Existem pessoas que só conseguem se expressar medindo o peso de cada palavra que pronunciam. A impressão que se tem é que, por alguma razão, faltam-lhes espontaneidade e naturalidade, pelo menos na medida desejada. É como se as palavras, mais do que apenas significações, fossem dotadas de um poder único e insubstituível, sem o qual essas pessoas ficariam inexoravelmente expostas a mal-entendidos, quando não a coisa ainda pior. O atual ministro da Justiça Sergio Moro é uma dessas pessoas.

Culto, erudito, bem articulado, dono de uma voz que, ao final de cada frase, costuma apresentar ligeira alteração, semelhante, por exemplo, à conhecida alteração de tom que atinge a voz dos rapazes quando ingressam na puberdade, o ministro, a despeito das ácidas críticas que vem recebendo nos últimos dias, segue mantendo o hábito de se expressar sem atropelos verbais e sem variações na intensidade com que responde ao que lhe é indagado, jamais interrompendo, por estratégia ou educação, quem lhe dirige uma pergunta, evitando sabiamente, assim, responder ao que não lhe foi perquirido. É um interlocutor, enfim, que fala como se saboreasse e mastigasse cada palavra.

Na última quarta-feira, dia 19 de junho, esteve no Senado, onde, a respeito das mensagens telefônicas por ele trocadas com procuradores da força-tarefa da Lava Jato, cujo conteúdo vem sendo divulgado por um site de notícias, foi sabatinado ao longo de nove horas, ora de forma subserviente, sobretudo quando quem lhe pedia esclarecimentos era um senador governista, ora de maneira quase impiedosa, nas ocasiões em que quem o fazia era alguém da oposição. Nas duas situações, manteve-se calmo, seguro, paciente, mesmo porque sabia que aquele era um momento decisivo para que dissipasse, com explicações realmente convincentes, as dúvidas que hoje pairam sobre a sua imparcialidade ao tempo em que dava expediente na 13ª Vara Federal de Curitiba.

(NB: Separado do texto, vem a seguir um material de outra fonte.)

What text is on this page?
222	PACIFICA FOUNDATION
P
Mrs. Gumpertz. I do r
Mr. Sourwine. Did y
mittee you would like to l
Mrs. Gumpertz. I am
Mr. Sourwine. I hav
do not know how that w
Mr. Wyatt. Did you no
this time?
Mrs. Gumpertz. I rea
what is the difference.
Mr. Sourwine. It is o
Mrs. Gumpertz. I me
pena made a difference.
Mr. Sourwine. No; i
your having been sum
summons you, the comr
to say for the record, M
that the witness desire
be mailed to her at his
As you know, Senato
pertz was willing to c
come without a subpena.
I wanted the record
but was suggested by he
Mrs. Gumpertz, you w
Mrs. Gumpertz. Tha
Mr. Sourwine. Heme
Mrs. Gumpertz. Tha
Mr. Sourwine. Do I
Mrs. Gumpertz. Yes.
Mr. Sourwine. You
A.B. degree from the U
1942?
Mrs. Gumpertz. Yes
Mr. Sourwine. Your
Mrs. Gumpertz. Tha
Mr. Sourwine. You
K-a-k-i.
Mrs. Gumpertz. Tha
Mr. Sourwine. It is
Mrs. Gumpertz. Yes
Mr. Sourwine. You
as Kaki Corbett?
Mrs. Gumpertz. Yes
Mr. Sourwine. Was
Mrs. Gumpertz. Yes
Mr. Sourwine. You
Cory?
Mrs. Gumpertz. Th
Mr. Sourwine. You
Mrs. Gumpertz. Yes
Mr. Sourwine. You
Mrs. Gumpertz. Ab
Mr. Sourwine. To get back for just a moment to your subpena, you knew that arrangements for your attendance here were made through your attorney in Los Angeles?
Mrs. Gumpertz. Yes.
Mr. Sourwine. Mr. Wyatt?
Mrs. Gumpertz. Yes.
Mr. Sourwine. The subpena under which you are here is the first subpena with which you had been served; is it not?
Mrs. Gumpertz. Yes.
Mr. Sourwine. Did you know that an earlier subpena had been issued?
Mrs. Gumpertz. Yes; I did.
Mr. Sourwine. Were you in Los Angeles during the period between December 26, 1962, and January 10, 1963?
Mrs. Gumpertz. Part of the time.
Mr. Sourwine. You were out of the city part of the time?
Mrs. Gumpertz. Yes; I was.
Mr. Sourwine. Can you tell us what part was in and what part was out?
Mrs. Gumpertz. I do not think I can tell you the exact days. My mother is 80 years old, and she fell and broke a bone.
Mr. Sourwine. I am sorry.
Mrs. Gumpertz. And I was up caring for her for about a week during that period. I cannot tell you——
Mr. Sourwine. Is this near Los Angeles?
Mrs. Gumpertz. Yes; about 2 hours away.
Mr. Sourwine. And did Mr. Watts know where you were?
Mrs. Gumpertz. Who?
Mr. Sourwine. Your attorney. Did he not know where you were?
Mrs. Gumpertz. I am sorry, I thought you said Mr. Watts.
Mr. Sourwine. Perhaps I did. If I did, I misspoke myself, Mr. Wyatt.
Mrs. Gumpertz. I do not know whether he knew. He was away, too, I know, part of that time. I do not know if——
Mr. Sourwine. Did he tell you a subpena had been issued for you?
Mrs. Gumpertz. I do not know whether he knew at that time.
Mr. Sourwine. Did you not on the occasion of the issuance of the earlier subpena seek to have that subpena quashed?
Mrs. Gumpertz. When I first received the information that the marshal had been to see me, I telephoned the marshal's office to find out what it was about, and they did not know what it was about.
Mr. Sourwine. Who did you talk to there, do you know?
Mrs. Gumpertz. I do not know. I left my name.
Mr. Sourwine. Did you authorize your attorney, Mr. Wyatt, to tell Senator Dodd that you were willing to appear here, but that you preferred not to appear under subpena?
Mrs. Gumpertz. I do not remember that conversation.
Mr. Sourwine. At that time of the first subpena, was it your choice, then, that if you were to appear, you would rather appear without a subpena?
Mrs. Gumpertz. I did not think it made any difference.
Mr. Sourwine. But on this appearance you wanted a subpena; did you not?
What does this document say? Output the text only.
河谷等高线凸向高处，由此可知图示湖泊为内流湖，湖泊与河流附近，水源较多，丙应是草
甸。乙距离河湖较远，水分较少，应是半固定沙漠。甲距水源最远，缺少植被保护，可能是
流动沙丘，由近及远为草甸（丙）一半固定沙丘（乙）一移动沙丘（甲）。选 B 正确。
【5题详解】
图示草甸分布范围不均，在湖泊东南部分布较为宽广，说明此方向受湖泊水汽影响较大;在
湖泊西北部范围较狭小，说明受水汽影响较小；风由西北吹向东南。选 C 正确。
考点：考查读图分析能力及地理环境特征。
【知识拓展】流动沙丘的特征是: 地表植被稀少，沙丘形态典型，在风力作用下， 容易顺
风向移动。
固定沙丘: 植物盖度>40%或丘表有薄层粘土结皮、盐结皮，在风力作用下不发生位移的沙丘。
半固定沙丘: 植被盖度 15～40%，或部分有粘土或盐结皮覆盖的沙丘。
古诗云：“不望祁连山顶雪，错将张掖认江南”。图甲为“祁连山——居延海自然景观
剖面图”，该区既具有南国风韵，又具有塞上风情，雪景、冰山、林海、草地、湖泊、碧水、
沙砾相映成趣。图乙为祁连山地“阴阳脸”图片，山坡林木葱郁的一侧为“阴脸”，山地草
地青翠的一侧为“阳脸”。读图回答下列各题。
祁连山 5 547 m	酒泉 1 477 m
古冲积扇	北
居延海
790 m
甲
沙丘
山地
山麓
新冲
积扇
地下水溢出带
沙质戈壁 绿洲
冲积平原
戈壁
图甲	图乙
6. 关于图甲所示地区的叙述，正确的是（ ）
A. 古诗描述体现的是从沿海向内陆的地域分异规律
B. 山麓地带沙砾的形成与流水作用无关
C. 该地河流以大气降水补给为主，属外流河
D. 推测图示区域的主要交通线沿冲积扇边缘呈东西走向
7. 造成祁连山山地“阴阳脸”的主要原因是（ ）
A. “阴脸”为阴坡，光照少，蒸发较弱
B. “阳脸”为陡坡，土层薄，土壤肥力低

A certa altura, veio, finalmente, o ato falho, o único, por sinal, que teve a infelicidade de cometer no decorrer do extenuante período em que ali esteve. Negando, pela enésima vez, que tivesse praticado alguma irregularidade, afirmou que nas conversas divulgadas que manteve com os procuradores, caso sejam realmente autênticas, é fácil ver que não há uma “convergência absoluta” entre a sua posição e a deles

Atente-se bem para a expressão utilizada pelo ministro, ele que, repita-se, pesa cuidadosamente cada palavra que lhe sai da boca: “convergência absoluta”. É perfeitamente legítimo deduzir, então, que, entre a posição dele e a dos procuradores, teria ocorrido uma convergência, digamos, relativa, parcial.

Informa-nos o Google que convergir, entre outras coisas, significa tender, agregar-se, agrupar-se, combinar, assumir, concordar, consentir, topar, etc. Fiquemos com o sinônimo ‘combinar’. Aceitemos, portanto, caríssimas e caríssimos leitores, para melhor interpretarmos a explicação oferecida pelo ministro, que aqueles cujas posições são convergentes em termos absolutos, são aqueles cujas posições combinam em tudo, e que aqueles cujos posicionamentos convergem de maneira apenas relativa, parcial, são aqueles que, é claro, não combinam em tudo.

Era exatamente aqui onde queríamos chegar nesse, como sempre, humilde e despretensioso artigo: o fato de, ao fazer tal surpreendente revelação, o ex-juiz federal Sergio Fernando Moro, agora ministro da Justiça, ter deixado subentendido que, em alguns casos (quais?), combinou certas coisas com os procuradores da Lava Jato, ocultando, porém, o que, exatamente, teriam combinado fazer, e muito menos os nomes daqueles que vieram a sofrer as consequências daquilo que combinaram fazer, como se aos juízes e procuradores fosse permitido decidir, em conjunto e por meio de mensagens telefônicas, a pena a ser aplicada a quem acha-se acusado de ter cometido algum delito.

Em meu artigo anterior, publicado por O PROGRESSO na edição do último fim de semana, socorri-me em Machado de Assis, a quem retorno mais uma vez. No extraordinário romance “A mão e a luva”, que estou tendo o prazer de ler novamente, título, aliás, que resolvi dar ao presente artigo, encontra-se, no Capítulo X, essa preciosidade: “(...) em que proporção estavam nela combinados o sentimento e a razão, as tendências da alma e os cálculos da vida.” Para bom entendedor, essa aguda observação machadiana da natureza humana basta.

Este artigo é carinhosamente dedicado ao ilustre advogado e escritor Sálvio Dino, um dos grandes intelectuais do Maranhão, que completou, neste mês, com invejável viço, 87 anos de idade. Parabéns!